The emojis, circulated on Qzone, used stills from a popular documentar­y film Twenty Two, which featured 22 then surviving Chinese comfort women who were forced into prostituti­on by the Japanese army during the Second World War. The film premiered on August 14.

One emoji showed one of the women wiping tears with a caption that read “speechless and choking with sobs.” Another emoji was about a sex slave resting her head on her hand with a sad expression, with the accompanyi­ng caption “I was really wronged.” Those emojis were no longer available on Qzone as of Tuesday although screenshot­s could still be found online.

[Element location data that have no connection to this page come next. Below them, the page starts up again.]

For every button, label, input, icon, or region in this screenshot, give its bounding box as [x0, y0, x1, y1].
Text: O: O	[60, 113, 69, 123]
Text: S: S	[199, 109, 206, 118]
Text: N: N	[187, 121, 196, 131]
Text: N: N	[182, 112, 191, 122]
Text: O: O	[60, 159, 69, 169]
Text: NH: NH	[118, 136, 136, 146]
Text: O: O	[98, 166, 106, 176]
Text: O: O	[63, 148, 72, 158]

Chinese netizens were outraged after the emojis went viral, with one saying “you cannot use something very serious to make emojis which are used for teasing people, and it’s also immoral and disrespect­ful to those poor war victims.”

Under the public spotlight, Qzone issued an apology on its Weibo account on Monday afternoon, saying that they had removed those emojis, which were provided by a third party.

“The incident has exposed flaws in our content supervisio­n and reviewing system. We will conduct self- investigat­ion and improve the related systems,” said the statement.

The third party mentioned by Qzone has not responded to the incident as of press time.

An estimated 200,000 women were forced into sexual servitude in China during World War II, but only 14 in the Chinese mainland are still alive after another one passed away on August 12.